Babi-Yar dans le domaine artistique. Imaginer Babi Yar.
Des œuvres cinématographiques, comme l’épisode 2 de la série Holocauste produite en 1978 ou Babi Yar (2003) de Jeffrey Roger Kanew, attestent de l’intérêt constant pour ce lieu de massacre dont l’étude historiographique a véritablement commencé en URSS à la fin des années 1980 avec les ouvrages d’Ilia Levitas et surtout avec Babi Yar : L’Homme, le pouvoir et l’histoire en 2004. La littérature ne fut pas en reste. Donald Thomas avec L’Hôtel blanc, Jonathan Littel dans Les Bienveillantes, Leonid Guirchovitch avec Schubert à Kiev, illustrent la fascination constante pour ce sujet. Le roman de Guirchovitch tout particulièrement illustre la nécessité de recourir à l’imagination pour communiquer une forme de cohérence spatiale et culturelle à un espace-temps, la ville de Kiev où « tous les acteurs sont des émanations d’interstices culturels et identitaires, placés dans un entre-deux souvent inconfortable » (Luba Jurgenson, 2014)
L’analyse des œuvres littéraires et des comptes-rendus journalistiques rédigés durant ou à la fin de la Seconde guerre mondiale, puis dans les années 1960, comme le roman-document d’Anatoli Kouznetsov, permet de dégager certaines constantes.

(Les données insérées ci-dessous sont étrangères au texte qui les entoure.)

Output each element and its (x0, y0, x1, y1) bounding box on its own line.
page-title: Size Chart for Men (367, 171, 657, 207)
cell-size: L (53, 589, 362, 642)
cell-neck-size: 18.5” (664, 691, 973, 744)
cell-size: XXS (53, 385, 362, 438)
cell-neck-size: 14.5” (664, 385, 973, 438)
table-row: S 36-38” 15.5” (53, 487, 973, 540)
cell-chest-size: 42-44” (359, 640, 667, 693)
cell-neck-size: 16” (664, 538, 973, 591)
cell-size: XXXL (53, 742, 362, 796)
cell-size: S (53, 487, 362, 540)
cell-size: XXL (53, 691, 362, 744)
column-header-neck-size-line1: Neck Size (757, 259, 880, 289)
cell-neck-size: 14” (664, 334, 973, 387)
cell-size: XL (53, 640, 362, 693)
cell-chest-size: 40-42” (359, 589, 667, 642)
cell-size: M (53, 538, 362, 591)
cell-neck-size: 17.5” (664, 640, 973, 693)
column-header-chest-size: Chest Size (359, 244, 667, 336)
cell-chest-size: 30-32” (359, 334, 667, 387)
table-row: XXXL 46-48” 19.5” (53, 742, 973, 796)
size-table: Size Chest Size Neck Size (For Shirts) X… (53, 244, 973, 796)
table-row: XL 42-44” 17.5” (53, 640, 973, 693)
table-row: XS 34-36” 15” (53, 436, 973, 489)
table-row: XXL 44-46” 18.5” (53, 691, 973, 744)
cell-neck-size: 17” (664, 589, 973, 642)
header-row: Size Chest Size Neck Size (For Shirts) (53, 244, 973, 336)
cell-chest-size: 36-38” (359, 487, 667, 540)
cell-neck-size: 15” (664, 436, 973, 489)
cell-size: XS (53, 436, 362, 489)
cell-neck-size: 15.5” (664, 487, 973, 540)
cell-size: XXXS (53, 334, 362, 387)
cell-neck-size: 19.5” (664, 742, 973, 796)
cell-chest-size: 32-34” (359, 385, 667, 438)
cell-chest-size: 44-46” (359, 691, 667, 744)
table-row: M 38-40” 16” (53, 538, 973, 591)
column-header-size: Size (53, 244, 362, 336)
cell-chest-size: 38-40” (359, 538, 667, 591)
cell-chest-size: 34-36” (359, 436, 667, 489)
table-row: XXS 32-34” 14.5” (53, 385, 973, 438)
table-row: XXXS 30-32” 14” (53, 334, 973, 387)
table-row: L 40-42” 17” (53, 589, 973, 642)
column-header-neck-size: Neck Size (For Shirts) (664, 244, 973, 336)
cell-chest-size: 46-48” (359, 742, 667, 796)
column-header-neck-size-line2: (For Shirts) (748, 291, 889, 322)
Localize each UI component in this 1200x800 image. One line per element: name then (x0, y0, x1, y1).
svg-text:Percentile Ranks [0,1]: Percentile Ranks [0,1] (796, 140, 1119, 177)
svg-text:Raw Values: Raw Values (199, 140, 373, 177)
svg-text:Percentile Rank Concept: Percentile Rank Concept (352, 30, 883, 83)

Les textes qui ont fait l’objet d’études approfondies récemment (Kiril Feferman, 2008 ; Maxim D. Shrayer, 2010 ; Boris Czerny, 2012; Arkadi Zeltser, 2012) montrent pour la plupart que l’indication de l’origine juive ne fit pas toujours l’objet d’une censure et qu’il serait faux de considérer la non désignation directe des victimes comme la manifestation d’un interdit absolu de la part de l’Etat soviétique, au moins durant la période de la guerre. Pour des lecteurs soviétiques de cette époque, le fait même que des articles soient signés par des écrivains-correspondants de guerre juifs comme Ilya Ehrenbourg, ne permettaient pas de douter de l’origine des morts mentionnés, même si la part respective de la censure ou de l’auto-censure dans le non-dit reste non estimée, car non estimable. Une autre caractéristique des écrits de guerre, surtout ceux qui furent rédigés en yiddish, illustre la volonté de donner une image positive des Juifs en la personne de résistants, mais aussi de souligner le sort commun réservé à toutes les composantes ethniques d’une ville, Kiev représentée de manière idyllique comme étant le berceau des cultures juive, ukrainienne et russe (Shimon Redlich, 1995) et d’insister sur la présence juive après la libération. Inversement, les œuvres qui se détournèrent de ce « roman soviétique », et qui, de fait, engagèrent une réflexion sur les facteurs essentiels ayant rendu possible Babi Yar à Babi Yar, que ce soit le roman-document d’Anatoli Kouznetsov, ou, sur une échelle encore plus vaste, les créations littéraires de Vassili Grossman, Vie et Destin et Tout passe, furent soit coupées, censurées, soit radicalement interdites.
La compréhension de Babi Yar nécessitera certainement à l’avenir une déconstruction de « roman soviétique ». Elle devrait permettre d’apprécier le juste rôle de chaque composante de la tragédie de Babi Yar, des occupants nazis, des Ukrainiens, du pouvoir soviétique et aussi de la population juive dont on ignore encore dans les détails ce que fut sa réaction lors des rafles et que devinrent ceux qui parvinrent à s’échapper. De nombreux autres points restent encore à éclaircir et à préciser, comme, par exemple, le récit sur Kiev fait par les soldats allemands dans leur courrier et lors des permissions en Allemagne, le fonctionnement des institutions officielles, hôpitaux et écoles, des bibliothèques et des salles de concert pendant et après la guerre, afin de préciser si une forme d’épuration fut organisée et dans quelle mesure. L’écriture Babi Yar est loin d’être achevée.